Ours is not a story of cancer. It’s not one of defeat or fear. Our story began on a cross. Many times I have lost sight of our story, not for a day or a week but years at a time. Jesus Christ is my friend. While I’ve turned my back on my Friend many times he has never let me go. He is in the lake with us swimming with us to the pole. When we are weak, He is strong. He has promised to carry us home when we reach the end. Our story has changed from the temporary, the mortality of this world and has become about the eternal.
I can’t say that I trusted God throughout this. I can’t say that my relationship with God was perfect. I can’t even say it was good. I knew that God was real. I knew the Bible was true and that Jesus Christ was my savior. But my relationship with Him was close to non-existent up until a few months before we moved to Idaho.

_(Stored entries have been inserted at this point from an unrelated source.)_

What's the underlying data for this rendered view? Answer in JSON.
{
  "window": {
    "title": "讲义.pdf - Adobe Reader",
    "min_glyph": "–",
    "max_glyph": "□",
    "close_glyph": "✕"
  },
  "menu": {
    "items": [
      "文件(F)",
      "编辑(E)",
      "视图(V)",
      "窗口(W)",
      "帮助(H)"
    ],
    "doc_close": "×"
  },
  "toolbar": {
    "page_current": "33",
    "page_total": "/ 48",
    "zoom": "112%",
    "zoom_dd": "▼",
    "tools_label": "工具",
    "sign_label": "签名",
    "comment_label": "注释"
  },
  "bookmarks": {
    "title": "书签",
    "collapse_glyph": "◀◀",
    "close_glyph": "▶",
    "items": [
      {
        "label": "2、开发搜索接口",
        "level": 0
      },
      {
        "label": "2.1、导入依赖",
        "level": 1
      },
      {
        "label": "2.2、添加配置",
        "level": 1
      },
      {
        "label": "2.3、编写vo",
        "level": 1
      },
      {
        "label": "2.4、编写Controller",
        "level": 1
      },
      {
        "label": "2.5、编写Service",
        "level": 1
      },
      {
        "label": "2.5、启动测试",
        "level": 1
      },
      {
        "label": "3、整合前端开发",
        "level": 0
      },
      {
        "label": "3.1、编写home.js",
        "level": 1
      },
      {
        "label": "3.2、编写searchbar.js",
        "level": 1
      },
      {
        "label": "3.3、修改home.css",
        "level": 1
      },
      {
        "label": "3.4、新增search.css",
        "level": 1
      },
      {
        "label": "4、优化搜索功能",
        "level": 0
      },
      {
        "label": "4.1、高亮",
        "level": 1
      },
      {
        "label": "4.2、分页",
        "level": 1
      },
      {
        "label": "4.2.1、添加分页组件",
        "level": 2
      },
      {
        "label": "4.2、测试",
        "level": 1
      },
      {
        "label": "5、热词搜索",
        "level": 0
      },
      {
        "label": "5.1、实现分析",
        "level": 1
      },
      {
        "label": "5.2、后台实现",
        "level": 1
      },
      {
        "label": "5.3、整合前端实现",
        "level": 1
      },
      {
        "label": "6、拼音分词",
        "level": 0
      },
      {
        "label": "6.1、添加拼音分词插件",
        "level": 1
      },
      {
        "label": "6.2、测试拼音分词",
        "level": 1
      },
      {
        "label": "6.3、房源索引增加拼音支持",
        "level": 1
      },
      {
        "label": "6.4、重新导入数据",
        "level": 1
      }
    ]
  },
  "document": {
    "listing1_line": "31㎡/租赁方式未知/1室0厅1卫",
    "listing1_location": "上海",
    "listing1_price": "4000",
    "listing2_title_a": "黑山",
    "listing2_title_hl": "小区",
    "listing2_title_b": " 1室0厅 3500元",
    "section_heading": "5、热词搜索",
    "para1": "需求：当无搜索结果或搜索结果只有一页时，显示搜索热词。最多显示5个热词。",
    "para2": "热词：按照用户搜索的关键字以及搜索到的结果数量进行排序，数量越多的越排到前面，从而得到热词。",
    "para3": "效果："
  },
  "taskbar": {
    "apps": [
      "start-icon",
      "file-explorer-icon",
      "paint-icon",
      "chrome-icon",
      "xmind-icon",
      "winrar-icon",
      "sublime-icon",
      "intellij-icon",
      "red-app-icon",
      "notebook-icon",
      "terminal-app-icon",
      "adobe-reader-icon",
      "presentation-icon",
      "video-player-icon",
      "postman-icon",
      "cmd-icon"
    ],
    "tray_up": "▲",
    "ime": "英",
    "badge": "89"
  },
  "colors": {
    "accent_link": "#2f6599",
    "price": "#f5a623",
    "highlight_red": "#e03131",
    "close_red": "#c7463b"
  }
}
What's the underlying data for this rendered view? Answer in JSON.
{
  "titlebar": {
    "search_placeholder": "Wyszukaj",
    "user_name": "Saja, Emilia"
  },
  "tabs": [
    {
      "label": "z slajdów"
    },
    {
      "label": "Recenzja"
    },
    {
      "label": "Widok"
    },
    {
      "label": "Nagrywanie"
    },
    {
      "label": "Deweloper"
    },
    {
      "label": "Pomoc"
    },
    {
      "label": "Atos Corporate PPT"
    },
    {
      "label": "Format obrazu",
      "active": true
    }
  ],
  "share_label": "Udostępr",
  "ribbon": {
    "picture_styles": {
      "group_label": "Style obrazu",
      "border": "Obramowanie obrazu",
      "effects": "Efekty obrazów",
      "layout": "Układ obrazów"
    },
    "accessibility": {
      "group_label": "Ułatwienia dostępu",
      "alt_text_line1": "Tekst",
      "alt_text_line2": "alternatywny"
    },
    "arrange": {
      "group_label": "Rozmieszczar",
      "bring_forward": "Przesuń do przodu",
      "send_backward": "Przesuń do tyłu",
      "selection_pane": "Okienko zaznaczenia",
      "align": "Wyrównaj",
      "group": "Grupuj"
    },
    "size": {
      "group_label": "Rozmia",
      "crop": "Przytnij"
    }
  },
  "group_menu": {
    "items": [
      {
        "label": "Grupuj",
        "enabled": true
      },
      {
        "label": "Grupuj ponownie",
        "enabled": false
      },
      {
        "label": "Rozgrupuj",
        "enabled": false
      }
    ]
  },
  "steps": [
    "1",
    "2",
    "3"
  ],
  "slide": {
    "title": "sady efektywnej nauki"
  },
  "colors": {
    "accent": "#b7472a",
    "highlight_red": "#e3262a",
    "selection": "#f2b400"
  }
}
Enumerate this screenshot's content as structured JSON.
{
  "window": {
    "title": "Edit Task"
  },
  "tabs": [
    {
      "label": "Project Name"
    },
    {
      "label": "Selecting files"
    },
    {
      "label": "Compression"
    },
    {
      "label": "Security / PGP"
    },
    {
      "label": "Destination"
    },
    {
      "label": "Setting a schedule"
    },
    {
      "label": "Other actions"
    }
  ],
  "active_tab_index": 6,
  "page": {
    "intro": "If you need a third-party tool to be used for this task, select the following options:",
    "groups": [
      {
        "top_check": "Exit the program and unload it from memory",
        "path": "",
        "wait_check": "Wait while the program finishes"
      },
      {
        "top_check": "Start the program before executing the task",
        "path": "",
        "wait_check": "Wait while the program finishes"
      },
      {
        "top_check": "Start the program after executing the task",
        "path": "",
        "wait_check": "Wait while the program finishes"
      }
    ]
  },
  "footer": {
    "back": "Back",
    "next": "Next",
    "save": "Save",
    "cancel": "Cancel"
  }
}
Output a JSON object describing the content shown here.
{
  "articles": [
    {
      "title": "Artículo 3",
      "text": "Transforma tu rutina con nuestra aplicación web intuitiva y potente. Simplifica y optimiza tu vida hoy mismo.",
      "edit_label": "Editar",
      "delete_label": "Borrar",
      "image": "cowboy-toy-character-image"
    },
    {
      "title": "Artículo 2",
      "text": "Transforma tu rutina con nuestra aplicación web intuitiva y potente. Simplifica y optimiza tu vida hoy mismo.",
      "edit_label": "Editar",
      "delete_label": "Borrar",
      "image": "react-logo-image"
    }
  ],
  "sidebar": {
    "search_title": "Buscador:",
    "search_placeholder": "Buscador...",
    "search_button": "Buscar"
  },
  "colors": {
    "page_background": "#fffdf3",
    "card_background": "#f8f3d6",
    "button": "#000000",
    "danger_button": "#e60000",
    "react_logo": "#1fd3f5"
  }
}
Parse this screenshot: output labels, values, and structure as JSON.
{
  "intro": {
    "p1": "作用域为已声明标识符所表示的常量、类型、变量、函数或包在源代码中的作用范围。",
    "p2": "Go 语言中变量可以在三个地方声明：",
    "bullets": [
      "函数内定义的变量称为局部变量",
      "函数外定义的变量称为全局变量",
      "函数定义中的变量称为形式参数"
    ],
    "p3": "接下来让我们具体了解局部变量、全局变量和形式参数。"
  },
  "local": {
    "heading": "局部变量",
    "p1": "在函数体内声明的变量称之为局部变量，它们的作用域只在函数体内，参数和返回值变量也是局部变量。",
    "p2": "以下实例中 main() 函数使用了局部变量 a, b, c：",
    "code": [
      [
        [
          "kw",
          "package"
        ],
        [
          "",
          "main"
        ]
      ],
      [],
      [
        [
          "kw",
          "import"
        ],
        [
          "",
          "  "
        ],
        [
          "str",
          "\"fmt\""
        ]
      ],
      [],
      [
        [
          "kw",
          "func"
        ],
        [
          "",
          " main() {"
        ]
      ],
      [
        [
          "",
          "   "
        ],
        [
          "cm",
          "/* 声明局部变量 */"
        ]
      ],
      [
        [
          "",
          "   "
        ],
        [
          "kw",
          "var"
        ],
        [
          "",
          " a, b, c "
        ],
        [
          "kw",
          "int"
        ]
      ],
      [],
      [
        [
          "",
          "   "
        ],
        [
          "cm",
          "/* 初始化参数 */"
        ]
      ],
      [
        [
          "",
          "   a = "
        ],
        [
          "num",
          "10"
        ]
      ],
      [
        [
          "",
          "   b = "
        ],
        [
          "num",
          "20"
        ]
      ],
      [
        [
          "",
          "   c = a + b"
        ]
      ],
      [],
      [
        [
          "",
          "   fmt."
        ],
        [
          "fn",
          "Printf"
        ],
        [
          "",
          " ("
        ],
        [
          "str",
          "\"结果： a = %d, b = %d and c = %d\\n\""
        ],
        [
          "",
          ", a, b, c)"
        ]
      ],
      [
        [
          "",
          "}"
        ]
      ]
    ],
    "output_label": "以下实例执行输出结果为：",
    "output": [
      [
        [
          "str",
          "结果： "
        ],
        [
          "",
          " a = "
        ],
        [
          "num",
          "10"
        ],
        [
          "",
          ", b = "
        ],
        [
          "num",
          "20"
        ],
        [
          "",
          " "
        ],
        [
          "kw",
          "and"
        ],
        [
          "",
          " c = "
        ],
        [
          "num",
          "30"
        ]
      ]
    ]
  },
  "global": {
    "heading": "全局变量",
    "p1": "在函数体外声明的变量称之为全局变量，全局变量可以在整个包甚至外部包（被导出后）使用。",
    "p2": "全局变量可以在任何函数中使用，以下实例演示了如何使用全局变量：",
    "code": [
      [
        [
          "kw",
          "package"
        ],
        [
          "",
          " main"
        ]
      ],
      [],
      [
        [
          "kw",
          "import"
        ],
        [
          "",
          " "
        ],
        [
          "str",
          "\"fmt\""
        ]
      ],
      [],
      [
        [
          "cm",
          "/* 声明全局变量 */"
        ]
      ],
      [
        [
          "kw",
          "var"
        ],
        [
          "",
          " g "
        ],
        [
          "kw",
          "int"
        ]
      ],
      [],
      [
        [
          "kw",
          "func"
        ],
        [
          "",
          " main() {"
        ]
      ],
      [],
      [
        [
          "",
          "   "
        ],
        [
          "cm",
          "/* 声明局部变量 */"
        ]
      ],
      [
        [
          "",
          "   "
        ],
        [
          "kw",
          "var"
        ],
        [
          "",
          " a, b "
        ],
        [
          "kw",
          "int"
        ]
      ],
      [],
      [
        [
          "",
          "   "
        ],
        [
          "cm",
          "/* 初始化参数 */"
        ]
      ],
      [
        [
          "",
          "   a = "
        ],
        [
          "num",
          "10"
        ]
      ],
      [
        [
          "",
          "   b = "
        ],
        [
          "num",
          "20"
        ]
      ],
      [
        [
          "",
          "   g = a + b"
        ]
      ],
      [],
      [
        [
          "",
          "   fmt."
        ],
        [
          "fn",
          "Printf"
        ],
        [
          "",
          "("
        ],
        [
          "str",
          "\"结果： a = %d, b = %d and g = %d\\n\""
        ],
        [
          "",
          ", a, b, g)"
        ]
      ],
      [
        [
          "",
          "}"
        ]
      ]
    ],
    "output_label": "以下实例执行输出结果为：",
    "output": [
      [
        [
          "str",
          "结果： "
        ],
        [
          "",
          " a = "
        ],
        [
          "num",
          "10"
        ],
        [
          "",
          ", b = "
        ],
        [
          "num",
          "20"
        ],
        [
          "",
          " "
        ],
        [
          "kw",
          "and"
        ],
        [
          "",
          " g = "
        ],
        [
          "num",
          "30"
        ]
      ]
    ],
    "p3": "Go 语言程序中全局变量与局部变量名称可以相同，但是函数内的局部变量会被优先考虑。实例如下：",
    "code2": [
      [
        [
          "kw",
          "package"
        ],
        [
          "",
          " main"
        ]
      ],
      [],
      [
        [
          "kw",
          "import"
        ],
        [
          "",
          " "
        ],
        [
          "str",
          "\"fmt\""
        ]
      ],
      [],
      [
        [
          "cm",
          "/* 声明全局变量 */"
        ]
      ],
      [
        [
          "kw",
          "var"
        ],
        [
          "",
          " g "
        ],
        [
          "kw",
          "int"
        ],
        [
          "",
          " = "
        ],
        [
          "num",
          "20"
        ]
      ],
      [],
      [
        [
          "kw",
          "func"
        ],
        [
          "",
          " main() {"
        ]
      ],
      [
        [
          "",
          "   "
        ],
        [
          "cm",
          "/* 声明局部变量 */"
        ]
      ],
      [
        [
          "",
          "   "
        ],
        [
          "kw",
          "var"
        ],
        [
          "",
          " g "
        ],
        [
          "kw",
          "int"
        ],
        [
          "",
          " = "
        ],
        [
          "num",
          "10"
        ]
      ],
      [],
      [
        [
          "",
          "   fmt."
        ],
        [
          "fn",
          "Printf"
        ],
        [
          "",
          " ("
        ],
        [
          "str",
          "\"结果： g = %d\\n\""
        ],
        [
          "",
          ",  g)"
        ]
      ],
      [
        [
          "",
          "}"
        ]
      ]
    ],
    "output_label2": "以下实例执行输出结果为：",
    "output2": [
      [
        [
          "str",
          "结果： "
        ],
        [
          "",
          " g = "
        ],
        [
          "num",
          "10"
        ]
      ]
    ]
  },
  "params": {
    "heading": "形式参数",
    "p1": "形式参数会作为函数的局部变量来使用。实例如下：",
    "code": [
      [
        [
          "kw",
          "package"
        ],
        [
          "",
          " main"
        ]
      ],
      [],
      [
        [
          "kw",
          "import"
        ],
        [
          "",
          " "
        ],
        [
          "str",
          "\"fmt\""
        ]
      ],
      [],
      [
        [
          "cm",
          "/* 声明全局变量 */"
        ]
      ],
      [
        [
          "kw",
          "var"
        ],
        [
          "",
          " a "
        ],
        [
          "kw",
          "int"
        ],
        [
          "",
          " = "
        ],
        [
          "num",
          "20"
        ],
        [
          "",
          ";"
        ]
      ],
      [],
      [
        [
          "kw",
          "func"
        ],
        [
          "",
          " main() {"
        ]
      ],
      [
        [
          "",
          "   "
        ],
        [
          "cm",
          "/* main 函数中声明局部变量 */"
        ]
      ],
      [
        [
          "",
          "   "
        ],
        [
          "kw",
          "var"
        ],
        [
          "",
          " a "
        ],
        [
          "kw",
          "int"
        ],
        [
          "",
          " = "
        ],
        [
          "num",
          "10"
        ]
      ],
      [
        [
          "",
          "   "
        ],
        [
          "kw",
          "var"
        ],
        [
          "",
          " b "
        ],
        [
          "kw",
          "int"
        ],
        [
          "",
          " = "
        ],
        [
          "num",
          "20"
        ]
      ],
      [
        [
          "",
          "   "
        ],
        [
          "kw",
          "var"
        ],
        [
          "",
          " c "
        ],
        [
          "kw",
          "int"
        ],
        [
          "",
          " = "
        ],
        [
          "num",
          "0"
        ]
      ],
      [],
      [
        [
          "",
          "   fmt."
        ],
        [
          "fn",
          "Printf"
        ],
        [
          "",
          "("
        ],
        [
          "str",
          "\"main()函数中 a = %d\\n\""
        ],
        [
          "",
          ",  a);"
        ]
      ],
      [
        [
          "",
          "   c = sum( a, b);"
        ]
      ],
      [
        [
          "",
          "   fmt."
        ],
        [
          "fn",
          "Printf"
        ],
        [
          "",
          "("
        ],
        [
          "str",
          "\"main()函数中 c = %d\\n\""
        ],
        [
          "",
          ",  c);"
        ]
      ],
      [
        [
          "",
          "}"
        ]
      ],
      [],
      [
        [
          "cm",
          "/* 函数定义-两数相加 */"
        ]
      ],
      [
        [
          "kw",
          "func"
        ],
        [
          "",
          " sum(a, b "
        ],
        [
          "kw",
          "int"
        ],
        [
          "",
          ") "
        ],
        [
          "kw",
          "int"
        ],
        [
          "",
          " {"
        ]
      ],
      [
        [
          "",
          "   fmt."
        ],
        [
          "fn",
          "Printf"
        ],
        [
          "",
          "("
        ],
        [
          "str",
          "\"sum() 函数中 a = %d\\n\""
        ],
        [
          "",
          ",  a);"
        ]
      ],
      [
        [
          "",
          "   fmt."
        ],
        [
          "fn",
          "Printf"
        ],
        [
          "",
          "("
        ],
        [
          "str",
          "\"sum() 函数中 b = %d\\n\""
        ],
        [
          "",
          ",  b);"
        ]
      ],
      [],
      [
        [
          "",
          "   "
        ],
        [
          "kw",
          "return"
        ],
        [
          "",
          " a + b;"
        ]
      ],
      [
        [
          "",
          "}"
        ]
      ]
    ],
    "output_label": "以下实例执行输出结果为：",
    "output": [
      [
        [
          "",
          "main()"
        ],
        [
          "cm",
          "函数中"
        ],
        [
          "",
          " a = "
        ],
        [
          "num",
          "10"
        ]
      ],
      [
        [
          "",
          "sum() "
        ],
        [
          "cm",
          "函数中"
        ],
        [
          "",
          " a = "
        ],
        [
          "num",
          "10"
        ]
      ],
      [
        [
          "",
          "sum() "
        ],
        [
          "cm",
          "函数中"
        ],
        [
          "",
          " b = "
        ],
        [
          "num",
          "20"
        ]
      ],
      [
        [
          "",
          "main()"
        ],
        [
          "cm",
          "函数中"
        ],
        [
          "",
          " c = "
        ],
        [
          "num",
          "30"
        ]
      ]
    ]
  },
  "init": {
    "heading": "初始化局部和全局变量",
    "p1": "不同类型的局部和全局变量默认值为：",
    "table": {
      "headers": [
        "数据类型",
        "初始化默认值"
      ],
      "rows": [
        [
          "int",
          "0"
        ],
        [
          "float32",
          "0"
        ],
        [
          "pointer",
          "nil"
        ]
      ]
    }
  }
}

He had begun to orchestrate undeniable things in our lives that brought us to where we are now.
Because I knew that God had brought us out of Chicago and into a place foreign to us I was ready for a battle. We fought…I fought. He listened. I sat in the basement and I let it all out. How dare you? She’s mine! Don’t you hurt her! He let me be angry. He let me scream. He let me cry. He cried with me. “She is mine too and I love her more than you will ever understand.” He held me close. He didn’t let me go. Peace settled over me. Peace settled over our home. We can do anything together.